Intermittent slow queries - how to debug?

We’re facing some challenging performance issues with some queries taking an extremely long time to respond, often in excess of 20s and frequently timing out at 60s. These extreme timings cannot be reproduced in local dev environments, even when using load testing tools like graphql-bench and autocannon. These same queries can also complete in ~500ms.

We have a federated graph setup with an instance of Apollo Gateway (running ~0.24) and 2 instances of Apollo Server (running 3.x) providing subgraphs. All 3 use NestJS 7 on top of Apollo Server + express. Our resolvers use Typeorm to interface with a reasonably large and complex MSSQL database. The database is hugely OP and resource monitors never get over 10% RAM & CPU.

The API servers are hosted on AWS ECS and are generously resources. Like the DB server, the CPU and RAM usage average out at 10-20%, although the CPU does spike to >100% sometimes.

Tracing in Apollo Studio appears to show some high level resolvers “hanging” or “waiting” for long periods of time. ie. 27s out of a 30s response.

We do have some N+1 issues and we’ve made some limited use of Dataloader in places to resolve those issues, although we can definitely implement it more. I’m not convined that the N+1 issues are responsible for the extreme timings though due to the wild range of those timing and the inconsistencies of them.

Does this scenario sound famililar to anyone? Does anyone have any ideas or pointers how we might go about tracking down the root issue and debugging it? We’re a bit stumped tbh, especially as the issues seem to be impossible to repro locally.

1 Like

If your app hangs on resolvers, the most likely query might be the problem.

This might be a stupid and obvious question from me but:

  1. Did you try to use EXPLAIN() to see if the query is hitting indexes and stuff?
  2. Did you use a copy of the production database on local/dev to do your tests?

Like first and obvious culprit in those cases is often a lack of indexes or badly written queries. And you will often not notice it on the local database because you will have a very small data set.

Now if you test it with a copy of production and it works fine then switch that app (if you can) to the production database. And see if the local app with the production database works fine. If no then that means the database and queries are fine and the problem is somewhere in the network.

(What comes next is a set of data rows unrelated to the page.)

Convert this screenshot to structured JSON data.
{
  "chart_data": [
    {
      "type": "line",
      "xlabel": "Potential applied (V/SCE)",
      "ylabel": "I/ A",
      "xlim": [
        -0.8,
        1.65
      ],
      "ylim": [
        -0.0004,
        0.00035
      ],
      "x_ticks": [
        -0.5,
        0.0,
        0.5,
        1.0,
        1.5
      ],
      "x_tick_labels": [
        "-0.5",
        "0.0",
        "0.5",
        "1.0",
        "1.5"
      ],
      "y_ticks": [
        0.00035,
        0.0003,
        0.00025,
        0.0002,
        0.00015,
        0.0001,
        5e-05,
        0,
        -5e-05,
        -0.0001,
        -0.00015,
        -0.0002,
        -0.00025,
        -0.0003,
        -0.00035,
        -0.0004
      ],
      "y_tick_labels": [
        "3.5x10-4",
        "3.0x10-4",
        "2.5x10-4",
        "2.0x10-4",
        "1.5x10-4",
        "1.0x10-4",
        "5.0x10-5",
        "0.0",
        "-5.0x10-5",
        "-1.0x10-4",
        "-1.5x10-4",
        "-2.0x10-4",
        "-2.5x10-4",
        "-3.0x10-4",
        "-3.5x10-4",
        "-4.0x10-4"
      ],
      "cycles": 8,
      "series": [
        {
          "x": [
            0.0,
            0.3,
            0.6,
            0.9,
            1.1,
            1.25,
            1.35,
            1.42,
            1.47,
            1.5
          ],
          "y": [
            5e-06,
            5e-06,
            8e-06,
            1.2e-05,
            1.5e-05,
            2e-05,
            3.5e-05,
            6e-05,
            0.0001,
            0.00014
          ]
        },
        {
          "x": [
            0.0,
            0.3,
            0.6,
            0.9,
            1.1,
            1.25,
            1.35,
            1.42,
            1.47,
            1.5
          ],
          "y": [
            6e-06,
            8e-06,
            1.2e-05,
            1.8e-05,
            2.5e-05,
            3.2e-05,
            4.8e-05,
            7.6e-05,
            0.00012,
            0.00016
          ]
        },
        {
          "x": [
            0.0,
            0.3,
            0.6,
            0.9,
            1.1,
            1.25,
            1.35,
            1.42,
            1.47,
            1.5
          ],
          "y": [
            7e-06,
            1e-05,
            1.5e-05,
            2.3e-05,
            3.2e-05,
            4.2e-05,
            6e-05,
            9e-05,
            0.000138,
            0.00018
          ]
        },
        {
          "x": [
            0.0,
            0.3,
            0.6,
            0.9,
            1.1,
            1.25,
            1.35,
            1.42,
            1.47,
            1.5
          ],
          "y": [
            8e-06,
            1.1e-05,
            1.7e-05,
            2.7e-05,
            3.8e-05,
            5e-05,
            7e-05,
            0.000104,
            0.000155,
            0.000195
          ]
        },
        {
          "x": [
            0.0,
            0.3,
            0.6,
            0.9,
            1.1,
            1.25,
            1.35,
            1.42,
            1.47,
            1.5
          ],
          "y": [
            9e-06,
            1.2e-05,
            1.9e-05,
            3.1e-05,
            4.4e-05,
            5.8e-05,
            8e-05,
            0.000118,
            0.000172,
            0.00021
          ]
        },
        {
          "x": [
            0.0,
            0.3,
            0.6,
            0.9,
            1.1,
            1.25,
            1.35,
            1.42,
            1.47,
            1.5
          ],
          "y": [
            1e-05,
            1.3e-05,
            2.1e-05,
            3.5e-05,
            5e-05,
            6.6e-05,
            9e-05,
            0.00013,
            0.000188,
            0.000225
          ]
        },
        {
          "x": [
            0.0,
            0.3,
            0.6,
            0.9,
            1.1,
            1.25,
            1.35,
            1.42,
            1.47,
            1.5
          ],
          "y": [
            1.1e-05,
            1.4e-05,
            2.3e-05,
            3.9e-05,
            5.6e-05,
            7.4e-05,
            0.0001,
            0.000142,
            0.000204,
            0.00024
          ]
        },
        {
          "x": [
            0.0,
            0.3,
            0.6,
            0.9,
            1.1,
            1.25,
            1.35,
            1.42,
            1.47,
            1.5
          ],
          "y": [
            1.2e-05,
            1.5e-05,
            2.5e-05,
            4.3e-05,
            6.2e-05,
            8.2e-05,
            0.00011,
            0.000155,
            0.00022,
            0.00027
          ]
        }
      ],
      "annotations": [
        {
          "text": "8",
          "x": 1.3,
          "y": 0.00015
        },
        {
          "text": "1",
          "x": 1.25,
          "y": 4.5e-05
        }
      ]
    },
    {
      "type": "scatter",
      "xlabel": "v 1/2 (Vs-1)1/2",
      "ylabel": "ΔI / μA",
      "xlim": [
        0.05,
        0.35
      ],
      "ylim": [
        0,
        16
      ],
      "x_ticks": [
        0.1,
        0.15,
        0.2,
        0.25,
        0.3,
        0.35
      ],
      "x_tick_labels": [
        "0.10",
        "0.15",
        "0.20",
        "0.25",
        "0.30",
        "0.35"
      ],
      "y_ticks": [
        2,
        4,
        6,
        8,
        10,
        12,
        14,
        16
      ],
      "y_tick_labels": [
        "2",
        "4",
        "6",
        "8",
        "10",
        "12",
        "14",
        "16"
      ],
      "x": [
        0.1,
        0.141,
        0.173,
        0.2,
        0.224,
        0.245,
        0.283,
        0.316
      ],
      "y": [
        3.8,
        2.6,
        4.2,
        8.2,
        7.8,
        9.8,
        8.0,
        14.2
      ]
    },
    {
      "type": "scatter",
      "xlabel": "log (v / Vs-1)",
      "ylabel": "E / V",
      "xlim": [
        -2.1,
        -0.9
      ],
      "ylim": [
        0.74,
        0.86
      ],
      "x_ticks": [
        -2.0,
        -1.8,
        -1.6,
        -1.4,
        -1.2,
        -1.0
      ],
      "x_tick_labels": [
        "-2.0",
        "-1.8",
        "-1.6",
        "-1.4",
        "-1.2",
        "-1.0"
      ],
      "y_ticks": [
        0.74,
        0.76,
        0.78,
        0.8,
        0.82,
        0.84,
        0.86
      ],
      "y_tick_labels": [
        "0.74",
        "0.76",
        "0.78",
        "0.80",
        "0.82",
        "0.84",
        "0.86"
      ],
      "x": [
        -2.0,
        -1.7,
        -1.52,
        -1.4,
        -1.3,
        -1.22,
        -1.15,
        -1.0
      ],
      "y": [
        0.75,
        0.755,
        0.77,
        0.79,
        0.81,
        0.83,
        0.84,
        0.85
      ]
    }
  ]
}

Are you using some kind of ORM in your resolvers? If yes, try to see if it has any logging capabilities. Some ORM’s can log your queries with execution time.

This sounds very familiar to me. We have a very similar setup and are seeing in Apollo Studio server wait times that look like there’s a disconnect between Gateway and the subgraph. Our MSSQL DB does have occasional issues when we hit ~65k rpm but that’s not the issue at hand. Our issues seem to occur all the time and the long tail of slow, hung, timed-out responses grow proportionally with the load placed on our GQL servers. We are in the middle of building some load tests so that we can attempt to replicate this in our non-production environments.

Our setup is Gateway 0.51, Apollo Server 3.10, Sequelize (tedious), and express. We leverage node clusters on 4-core EC2 boxes (Elastic Beanstalk) and our DB server is seriously OP and rarely sees 50% utilization.

Anyway, we have not had much luck finding the root cause of these occasional, unusually long delays in what are otherwise <500ms requests. It seems systemic and constrained to Apollo Server or Gateway (we cannot identify which).

We eventually solved our primary issue which turned out to be a misconfiguration of TypeORM. We had some typos that weren’t being picked up by Typescript due to the “extra” portion of the TypeORM config being passed directly to the underlying db driver and it being typed as “any”.

Specifically, it was the “pool.max” setting that was killing us as it was defaulting to 10 and choking the number of available db connections. We believe we have a secondary issue with db connections not being closed in a timely manner but once we upped the “pool.max” to a much larger number, performance improved dramatically.

We do still have a number of a slow running queries but they’re now consistently slow and have all proved to be design problems and n+1 issues which we are slowly working through.

@dlredden - We are also seeing similar behavior that you are describing. We’re you ever able to track down the root cause?